Mais le Saint-Laurent procure à l’occasion et généreusement de belles histoires, des moments privilégiés, des moments de grâce ancrés à jamais dans notre cœur. Voici une de ces histoires

Les oiseaux ne se cachent pas toujours pour mourir...

Un des signes annonciateurs du retour des beaux jours demeure sans contredits l’arrivée de la Grandes Oie des neiges , avec son whouk ou kowk ou kow-luk aigu et nasal qui ressemble à un aboiement de chien et que l’Oie répète à tout moment dans le ciel lors de sa migration. Plusieurs espèces d’oiseaux nous reviennent afin de profiter de la riche biodiversité du Saint-Laurent pour se reproduire.  Le canard eider est de ceux-là. Il revient chaque année pour propager la vie, notamment sur l’île aux Pommes dans l’estuaire maritime du St-Laurent. Près de 10,000 eiders s’y donnent rendez-vous alors que plus de 3000 femelles y nichent …Mais saviez-vous que les eiders reviennent nicher et souvent mourir là où ils sont nés. On nomme ce phénomène la « philopatrie » , du mot grec « philos », se traduisant par « aimer » et du nom latin « patria », « pays du père ».

Je me souviens que lors d'un premier séjour printanier à l'île aux Pommes alors que j’avais aperçu en fin d'après-midi, un eider se reposant calmement à quelques pas du chalet. Je me suis approché respectueusement pour constater que ce vieux mâle semblait vivre paisiblement ses dernières heures, sans souffrance.
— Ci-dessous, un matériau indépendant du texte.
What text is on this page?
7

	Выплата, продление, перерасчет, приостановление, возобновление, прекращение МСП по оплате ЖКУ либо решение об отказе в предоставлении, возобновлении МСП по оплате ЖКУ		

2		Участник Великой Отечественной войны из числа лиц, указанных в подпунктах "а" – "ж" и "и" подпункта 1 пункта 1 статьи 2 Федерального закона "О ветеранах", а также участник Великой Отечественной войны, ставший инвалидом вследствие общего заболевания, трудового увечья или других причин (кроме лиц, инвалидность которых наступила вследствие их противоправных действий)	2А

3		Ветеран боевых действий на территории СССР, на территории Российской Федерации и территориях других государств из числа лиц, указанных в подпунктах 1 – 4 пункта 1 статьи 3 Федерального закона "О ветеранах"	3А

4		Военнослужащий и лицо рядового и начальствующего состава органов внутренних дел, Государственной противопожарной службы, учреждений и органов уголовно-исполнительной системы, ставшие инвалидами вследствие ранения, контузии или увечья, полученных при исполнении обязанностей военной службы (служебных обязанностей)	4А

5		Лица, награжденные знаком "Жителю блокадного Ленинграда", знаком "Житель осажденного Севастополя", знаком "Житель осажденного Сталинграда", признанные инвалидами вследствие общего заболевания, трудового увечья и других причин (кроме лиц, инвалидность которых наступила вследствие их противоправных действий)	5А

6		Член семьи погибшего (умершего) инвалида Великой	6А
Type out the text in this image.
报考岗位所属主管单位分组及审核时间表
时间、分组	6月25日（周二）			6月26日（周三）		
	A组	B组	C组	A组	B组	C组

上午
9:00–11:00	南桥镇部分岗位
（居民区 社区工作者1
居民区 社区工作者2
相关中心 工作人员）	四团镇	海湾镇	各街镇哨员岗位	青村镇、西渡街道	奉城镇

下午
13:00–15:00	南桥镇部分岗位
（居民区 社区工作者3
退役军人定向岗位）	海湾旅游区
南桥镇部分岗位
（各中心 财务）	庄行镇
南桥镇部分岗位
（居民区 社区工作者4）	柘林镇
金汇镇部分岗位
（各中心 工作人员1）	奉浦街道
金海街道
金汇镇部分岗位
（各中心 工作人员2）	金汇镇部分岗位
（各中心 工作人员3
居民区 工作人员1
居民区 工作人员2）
À ma grande surprise, il s'est laissé prendre dans mes bras, comme un ami. Il a collé calmement sa tête contre moi et nos regards se sont échangés de beaux sentiments de sérénité et d'amitié pendant de très longues et belles minutes. J'ai l'impression de lui avoir donné du bonheur, du réconfort, de l'amour... Puis, je suis allé le déposer délicatement sous un buisson ayant une vue imprenable sur son St-Laurent.

Le lendemain matin, j'ai retrouvé mon vieil ami sans vie, la tête tournée vers le fleuve...

Il avait parcouru des milliers de kilomètres pour migrer vers l'île qui l'a vu naître...pour mourir chez lui dans la paix et la sérénité.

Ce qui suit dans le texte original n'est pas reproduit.